Türk töresi, sadece kanunlar dizisi değildir. Töre, milletin yazılı olmayan ama yürekten benimsenmiş hukukudur. Devletin yaşaması, milletin birlik içinde kalması ve doğru ile yanlışın ayırt edilmesi, bu törenin ışığında mümkün olmuştur. İşte bu nedenle bugün içinde bulunduğumuz buharlı ortamda en çok ihtiyaç duyulan şey, yeniden o tarihi bilince dönmektir.
Bugün bu milletin fertlerine düşen görev, sadece tepki vermek değil; bilinçli ve örgütlü bir şekilde, ülkesine ve devletine sahip çıkacak bir “fedai ruhu” taşımaktır. Fedailik, rastgele bir cesaret gösterisi değildir. Bilinçli bir kararlılık, sarsılmaz bir sadakat ve gerektiğinde her şeyini feda edebilecek bir ruh halidir. Bu ruh, Çanakkale’de, Sakarya’da, Dumlupınar’da kendini göstermiştir.
Şimdi yeni bir çağda, yeni bir tehdit düzeniyle karşı karşıyayız. Bu tehdit fiziki değil sadece; zihinsel, kültürel ve sistematiktir. Bu yüzden bu çağın fedaileri de kalemle, sözle, bilgiyle ve bilinçle mücadele etmelidir.

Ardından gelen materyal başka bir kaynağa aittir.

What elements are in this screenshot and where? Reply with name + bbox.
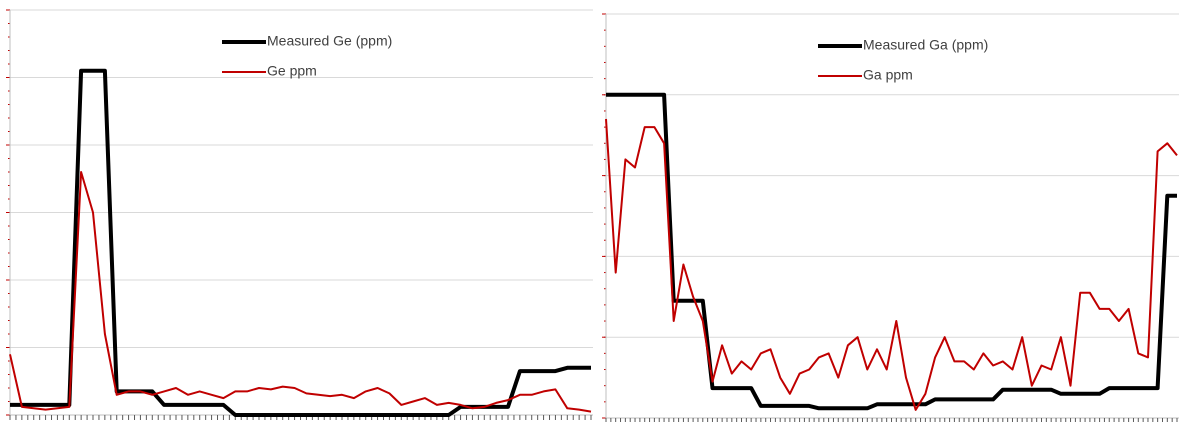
legend-label: Measured Ga (ppm) <box>863 37 988 53</box>
series-line <box>10 68 591 417</box>
legend-label: Measured Ge (ppm) <box>267 33 392 49</box>
series-line <box>9 171 592 413</box>
series-line <box>605 118 1178 411</box>
chart: Measured Ga (ppm) Ga ppm <box>602 13 1179 422</box>
legend-label: Ga ppm <box>863 67 913 83</box>
series-line <box>606 92 1177 411</box>
chart: Measured Ge (ppm) Ge ppm <box>6 9 593 420</box>
legend-label: Ge ppm <box>267 63 317 79</box>
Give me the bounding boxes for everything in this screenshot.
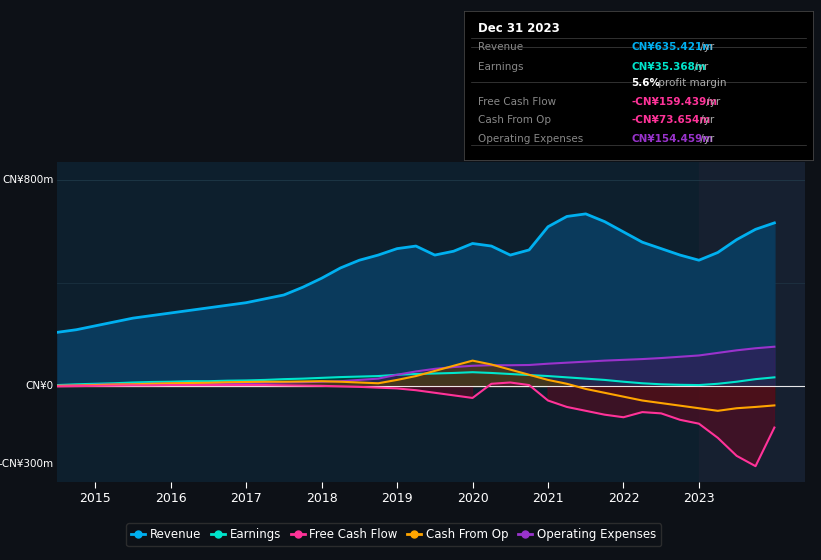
Text: 5.6%: 5.6% xyxy=(631,78,660,88)
Text: CN¥154.459m: CN¥154.459m xyxy=(631,134,713,144)
Text: /yr: /yr xyxy=(703,97,720,108)
Text: CN¥800m: CN¥800m xyxy=(2,175,53,185)
Text: Free Cash Flow: Free Cash Flow xyxy=(478,97,556,108)
Text: /yr: /yr xyxy=(696,134,713,144)
Text: CN¥635.421m: CN¥635.421m xyxy=(631,43,713,53)
Text: Cash From Op: Cash From Op xyxy=(478,115,551,125)
Text: -CN¥159.439m: -CN¥159.439m xyxy=(631,97,718,108)
Text: /yr: /yr xyxy=(696,43,713,53)
Legend: Revenue, Earnings, Free Cash Flow, Cash From Op, Operating Expenses: Revenue, Earnings, Free Cash Flow, Cash … xyxy=(126,524,661,546)
Text: CN¥0: CN¥0 xyxy=(25,381,53,391)
Text: profit margin: profit margin xyxy=(655,78,727,88)
Text: Earnings: Earnings xyxy=(478,62,523,72)
Text: Dec 31 2023: Dec 31 2023 xyxy=(478,22,560,35)
Text: CN¥35.368m: CN¥35.368m xyxy=(631,62,706,72)
Text: -CN¥73.654m: -CN¥73.654m xyxy=(631,115,711,125)
Text: -CN¥300m: -CN¥300m xyxy=(0,459,53,469)
Text: Operating Expenses: Operating Expenses xyxy=(478,134,583,144)
Bar xyxy=(699,162,805,482)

“Vatanı korumak çocukları korumakla başlar” sözü bugün her zamankinden daha anlamlıdır. Bu milletin çocukları, Türk kimliğiyle, Türkçeyle, Türk tarihiyle yetiştirilmeli; “dünya vatandaşı” masallarıyla değil, “vatan evladı” gerçekliğiyle büyütülmelidir.
Ve elbette unutulmamalıdır:
Türkiye Cumhuriyeti ilelebet payidar kalacaktır!
Ona el uzatan, dil uzatan her yapı, geçmişte olduğu gibi milletin iradesiyle karşılaşacak ve tarihin çöplüğüne gömülecektir.
7. SONUÇ: VATAN, MİLLET, DEVLET — HAZIR OL!
Bugün geldiğimiz noktada, Türk milleti için sıradan bir dönemden geçmiyoruz. Bu bir kırılma anıdır. Bu anı ya atalarımıza yakışır şekilde karşılayacağız ya da tarih önünde mahcup olacağız.
Fedailer hazır olmalıdır!
Bu fedailik, bilinçli bir yurtseverliğin, akılcı bir kararlılığın ve asla sönmeyen bir bağımsızlık meşalesinin adıdır. Bu milletin öz evlatları, tarihsel görevlerini yerine getirmek üzere harekete geçmeli; milli birlik içinde, meşru zeminde, hukuk ve töre ışığında devlete ve vatana sahip çıkmalıdır.
Çünkü bu topraklar, bizimdir. Bu devlet, bizimdir.
Ve bu mücadele, bizim varlık davamızdır.